The Perfect Transaction (How does it work?)

Ryan Hervey 17/03/2017 10:29:21

PT Blog Image 1.jpeg

Queues, unruly customers and stodgy payment methods – transactions can be clunky, cash dependent and just plain frustrating.

These scenes often present themselves in a number of situations; at a busy bar, supermarket checkout and in airports, some scathing confrontations can take place (talking from experience, here).

Here at Qpal, we’ll present you with our perception of the "Perfect Transaction", how it works and how it ties in with the world’s shift towards contactless – with 55% of UK transactions last year made using the "tap-and-go" function".

Step 1 – Go Cashless!

PT Blog Image 2.jpeg


Don’t get us wrong – cash can still be a fundamental way of paying for things – buses, parking meters and many nightclubs won’t accept card payments, which certainly saves the bank balance/dignity when checking your account the next day.

The cashless trend doesn’t just stick to our humble shores, Singapore have taken the progressive step to use contactless to pay local transport fares, becoming one of the first cities to do so, and the first in Asia.

Cashless world leaders, Sweden, have pioneered the concept, now only an astonishing 2% of transactions take place with physical cash.

While Dubai has some catching up to do with Scandinavia, the transition is coming.

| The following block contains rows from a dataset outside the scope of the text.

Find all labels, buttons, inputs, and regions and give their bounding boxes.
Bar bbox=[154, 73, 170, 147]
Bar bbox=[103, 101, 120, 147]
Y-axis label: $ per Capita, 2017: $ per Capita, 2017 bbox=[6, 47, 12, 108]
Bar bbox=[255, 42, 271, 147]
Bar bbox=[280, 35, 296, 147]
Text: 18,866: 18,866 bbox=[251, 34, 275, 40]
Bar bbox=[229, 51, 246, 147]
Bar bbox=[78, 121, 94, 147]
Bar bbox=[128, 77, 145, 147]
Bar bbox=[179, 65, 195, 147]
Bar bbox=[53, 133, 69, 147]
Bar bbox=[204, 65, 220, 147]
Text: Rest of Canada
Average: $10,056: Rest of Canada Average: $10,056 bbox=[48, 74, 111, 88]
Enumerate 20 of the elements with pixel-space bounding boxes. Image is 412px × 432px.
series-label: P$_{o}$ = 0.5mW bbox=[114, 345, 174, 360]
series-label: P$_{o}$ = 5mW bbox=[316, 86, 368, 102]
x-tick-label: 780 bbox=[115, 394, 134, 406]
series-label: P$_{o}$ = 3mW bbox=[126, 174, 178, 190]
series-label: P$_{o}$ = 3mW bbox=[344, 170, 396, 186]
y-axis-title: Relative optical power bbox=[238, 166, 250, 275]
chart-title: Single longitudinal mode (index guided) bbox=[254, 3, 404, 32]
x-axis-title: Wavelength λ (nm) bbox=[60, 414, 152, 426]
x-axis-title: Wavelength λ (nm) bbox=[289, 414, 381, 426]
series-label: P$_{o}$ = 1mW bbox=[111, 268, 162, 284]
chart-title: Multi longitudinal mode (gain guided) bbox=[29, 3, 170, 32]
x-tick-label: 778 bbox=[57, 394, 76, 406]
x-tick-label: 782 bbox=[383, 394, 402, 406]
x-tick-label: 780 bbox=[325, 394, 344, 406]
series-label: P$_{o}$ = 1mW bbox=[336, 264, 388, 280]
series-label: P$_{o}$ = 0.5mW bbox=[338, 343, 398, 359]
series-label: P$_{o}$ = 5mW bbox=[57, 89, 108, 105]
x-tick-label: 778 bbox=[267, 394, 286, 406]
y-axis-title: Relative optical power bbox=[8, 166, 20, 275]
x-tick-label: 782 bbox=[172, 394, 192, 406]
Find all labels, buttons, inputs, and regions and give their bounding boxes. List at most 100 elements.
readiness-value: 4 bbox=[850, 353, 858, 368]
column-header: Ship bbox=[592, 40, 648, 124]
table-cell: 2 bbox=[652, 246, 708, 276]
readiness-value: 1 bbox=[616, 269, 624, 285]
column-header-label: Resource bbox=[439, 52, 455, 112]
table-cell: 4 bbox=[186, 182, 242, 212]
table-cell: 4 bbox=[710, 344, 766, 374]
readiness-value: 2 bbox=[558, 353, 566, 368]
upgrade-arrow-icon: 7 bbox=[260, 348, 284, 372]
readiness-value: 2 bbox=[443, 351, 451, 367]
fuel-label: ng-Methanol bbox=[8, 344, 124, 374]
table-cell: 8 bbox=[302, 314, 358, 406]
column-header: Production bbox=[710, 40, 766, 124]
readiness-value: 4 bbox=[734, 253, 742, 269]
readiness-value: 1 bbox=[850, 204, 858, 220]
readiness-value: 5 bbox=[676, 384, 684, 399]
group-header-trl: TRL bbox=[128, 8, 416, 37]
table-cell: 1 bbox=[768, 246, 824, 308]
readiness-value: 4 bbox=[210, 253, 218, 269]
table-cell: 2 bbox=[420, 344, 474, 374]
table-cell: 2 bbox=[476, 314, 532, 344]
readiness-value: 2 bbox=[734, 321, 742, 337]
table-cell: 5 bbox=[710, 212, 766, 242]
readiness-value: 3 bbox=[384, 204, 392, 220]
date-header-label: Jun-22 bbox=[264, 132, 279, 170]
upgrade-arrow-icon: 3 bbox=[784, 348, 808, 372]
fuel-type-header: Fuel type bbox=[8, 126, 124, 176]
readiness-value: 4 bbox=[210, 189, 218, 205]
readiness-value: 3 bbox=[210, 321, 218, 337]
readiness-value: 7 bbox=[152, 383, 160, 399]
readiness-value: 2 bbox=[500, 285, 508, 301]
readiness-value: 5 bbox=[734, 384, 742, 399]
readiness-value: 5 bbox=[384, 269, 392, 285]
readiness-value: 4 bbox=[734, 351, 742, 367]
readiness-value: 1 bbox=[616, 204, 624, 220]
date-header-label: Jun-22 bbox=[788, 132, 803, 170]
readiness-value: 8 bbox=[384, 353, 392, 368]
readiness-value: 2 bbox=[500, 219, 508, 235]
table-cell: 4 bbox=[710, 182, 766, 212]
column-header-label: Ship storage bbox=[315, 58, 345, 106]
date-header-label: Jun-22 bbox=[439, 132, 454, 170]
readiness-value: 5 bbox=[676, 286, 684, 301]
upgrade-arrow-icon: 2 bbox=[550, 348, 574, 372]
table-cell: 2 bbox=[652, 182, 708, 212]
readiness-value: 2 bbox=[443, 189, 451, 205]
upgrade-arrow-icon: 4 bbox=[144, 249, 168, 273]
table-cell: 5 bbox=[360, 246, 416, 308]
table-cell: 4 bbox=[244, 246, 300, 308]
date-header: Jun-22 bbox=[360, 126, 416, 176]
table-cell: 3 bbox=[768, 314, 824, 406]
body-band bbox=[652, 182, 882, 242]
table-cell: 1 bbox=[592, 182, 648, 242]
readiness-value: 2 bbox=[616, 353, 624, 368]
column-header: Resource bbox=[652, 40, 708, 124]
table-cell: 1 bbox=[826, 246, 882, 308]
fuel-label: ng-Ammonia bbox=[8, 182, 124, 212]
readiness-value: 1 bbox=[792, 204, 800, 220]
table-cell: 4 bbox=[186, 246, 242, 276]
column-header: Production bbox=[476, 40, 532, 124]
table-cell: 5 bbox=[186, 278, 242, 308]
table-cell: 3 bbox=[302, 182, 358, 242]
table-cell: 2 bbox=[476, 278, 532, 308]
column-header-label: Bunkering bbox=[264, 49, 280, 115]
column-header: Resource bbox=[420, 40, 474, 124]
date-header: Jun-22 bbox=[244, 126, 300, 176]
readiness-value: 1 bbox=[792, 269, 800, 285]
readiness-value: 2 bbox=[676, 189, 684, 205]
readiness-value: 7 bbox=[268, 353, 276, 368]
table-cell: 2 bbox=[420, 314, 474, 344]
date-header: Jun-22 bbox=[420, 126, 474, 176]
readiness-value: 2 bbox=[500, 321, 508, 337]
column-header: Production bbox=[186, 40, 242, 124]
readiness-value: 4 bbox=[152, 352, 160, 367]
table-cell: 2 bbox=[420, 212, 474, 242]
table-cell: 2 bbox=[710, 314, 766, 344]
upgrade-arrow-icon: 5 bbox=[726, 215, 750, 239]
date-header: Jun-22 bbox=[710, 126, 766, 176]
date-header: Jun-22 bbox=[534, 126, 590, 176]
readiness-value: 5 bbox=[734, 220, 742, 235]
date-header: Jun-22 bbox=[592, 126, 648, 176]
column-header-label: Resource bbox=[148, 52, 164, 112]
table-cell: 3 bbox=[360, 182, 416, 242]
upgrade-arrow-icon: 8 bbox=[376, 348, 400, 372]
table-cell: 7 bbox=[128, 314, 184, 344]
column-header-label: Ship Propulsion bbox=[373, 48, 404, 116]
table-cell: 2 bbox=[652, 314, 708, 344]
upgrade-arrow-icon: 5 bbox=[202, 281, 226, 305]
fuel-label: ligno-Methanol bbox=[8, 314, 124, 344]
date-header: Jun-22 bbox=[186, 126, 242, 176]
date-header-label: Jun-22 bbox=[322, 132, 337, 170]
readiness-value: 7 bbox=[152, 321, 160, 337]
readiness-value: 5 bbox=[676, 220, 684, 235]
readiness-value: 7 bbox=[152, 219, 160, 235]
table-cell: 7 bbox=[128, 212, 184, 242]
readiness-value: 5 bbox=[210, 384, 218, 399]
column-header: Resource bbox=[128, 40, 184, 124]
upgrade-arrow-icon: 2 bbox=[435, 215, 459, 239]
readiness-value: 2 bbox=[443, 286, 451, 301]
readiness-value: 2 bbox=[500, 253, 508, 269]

Granted, cashless is a heavily debated commodity. Despite the safety measures and the £30 limit introduced on regular debit cards in the UK, attitudes towards the function have been mixed to date.

As time has passed following it's introduction way back in 2007, education and comfort in the feature has risen, as well as spending too– with a whopping £25 billion, spent in the UK in 2016 alone.

Perhaps this ties in with the ease of convenience of one tap/click/press features – Amazon's "1 Click" purchase, or Cornerstone's automated shaving product delivery have led us into an impatient, time-sensitive way of living.

But when it's this easy, who's really caring? To summarize – cashless means less hassle, less time spent in queues and more freedom in your pockets –no-one enjoys the abrasive jingling of change in their pocket, do they?

PT Blog Image 3.jpeg

Step 2 – Hop to the till!

While the payment method of choice is tilting towards contactless, the introduction of self-service automated kiosks is complementing the quicker means of payment.

It's no secret that people are struggling for time to juggle all their on goings these days – it's no coincidence that London, one of the busiest and bustling cities in the world accounts for over a third of the UK's contactless payments.

Think of the possibilities – the time you spend punching in a pin could be spent bumping into the love of your life for the first time, or calling a friend, a co-worker, a family member to catch up and see how things are with them.

It seems small, but all the minutes add up. So give the reader a tap – and make the most of your minute!

PT Blog Image 4.jpeg

Step 3 – Relax, it's all secure.

Contactless technology has the same-style chip-and-pin security measures implemented, for vigilance's sake.

Any data that could be obtained by a wannabe fraudster could only be obtained on the front of the card - which renders it useless if the card is contactless.

For a transaction to take place, a contactless card must interact with a contactless acceptance terminal.

To do this, it uses private or secret keys to generate one-time-only electronic signatures and cryptograms. That makes it just as a secure as a normal Chip transaction, where you also enter your PIN – safe as houses!

As for some statistics to put your minds at ease... Fraud on contactless cards remains low in the UK, with £2.8 million of losses compared to spending of £7.75 billion in 2015, equivalent to 0.00036% of overall spend – you’ll have to be extremely unlucky to be caught out!